The fragmentation functions (FF) encode the information
on the probability for a hadron carrying a specified momentum fraction to ‘fragment’
from a given parton. These functions are non-perturbative and usually require a global QCD
analysis of experimental data involving different processes for their reliable
determination. This makes the FF similar to PDF as both rely
on similar factorization theorems and, thus, on similar RGE.
In practice, the relevant Feynman diagrams can indeed be related by a crossing
symmetry which in turn means certain Mandelstam variables become for FF
time-like instead of space-like.
The relevant setting in the operator card is thus called time_like = True
.
We implement the time-like DGLAP anomalous dimensions up to NNLO in time_like
.
The implementation for the LO and NLO splitting functions is based on [GRV93, MM06] and the implementation for
the NNLO splitting functions is based on [AMV12, MMV06, MV08].
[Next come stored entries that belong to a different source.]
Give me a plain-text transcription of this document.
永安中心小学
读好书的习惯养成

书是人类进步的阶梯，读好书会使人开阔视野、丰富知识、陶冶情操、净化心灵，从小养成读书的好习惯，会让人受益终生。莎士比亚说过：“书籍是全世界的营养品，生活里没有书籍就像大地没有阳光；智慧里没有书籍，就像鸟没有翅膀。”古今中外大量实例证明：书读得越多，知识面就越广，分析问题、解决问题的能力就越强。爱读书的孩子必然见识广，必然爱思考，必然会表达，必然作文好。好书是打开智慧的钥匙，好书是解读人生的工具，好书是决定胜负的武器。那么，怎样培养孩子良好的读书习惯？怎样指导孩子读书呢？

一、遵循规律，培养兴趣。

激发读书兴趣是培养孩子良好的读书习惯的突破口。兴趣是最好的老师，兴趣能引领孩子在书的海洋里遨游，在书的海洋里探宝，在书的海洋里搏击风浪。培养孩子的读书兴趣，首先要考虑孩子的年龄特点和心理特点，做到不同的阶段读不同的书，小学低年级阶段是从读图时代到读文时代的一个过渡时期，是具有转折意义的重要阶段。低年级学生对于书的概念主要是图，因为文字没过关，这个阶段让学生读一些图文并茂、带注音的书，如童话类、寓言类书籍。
We also implement the time-like matching conditions up to NLO in time_like
which
are based on [CNO05]. The time-like matching conditions for NNLO are not known.
Supplying new anomalous dimensions and new matching conditions is the only change required for the eko program (e.g. the
solution strategies are unaffected).
The time-like evolution has been benchmarked using selected FF sets from lhapdf. In addition, the splitting functions have been tested against functions from MELA, which is an alternative Mellin Space evolution code.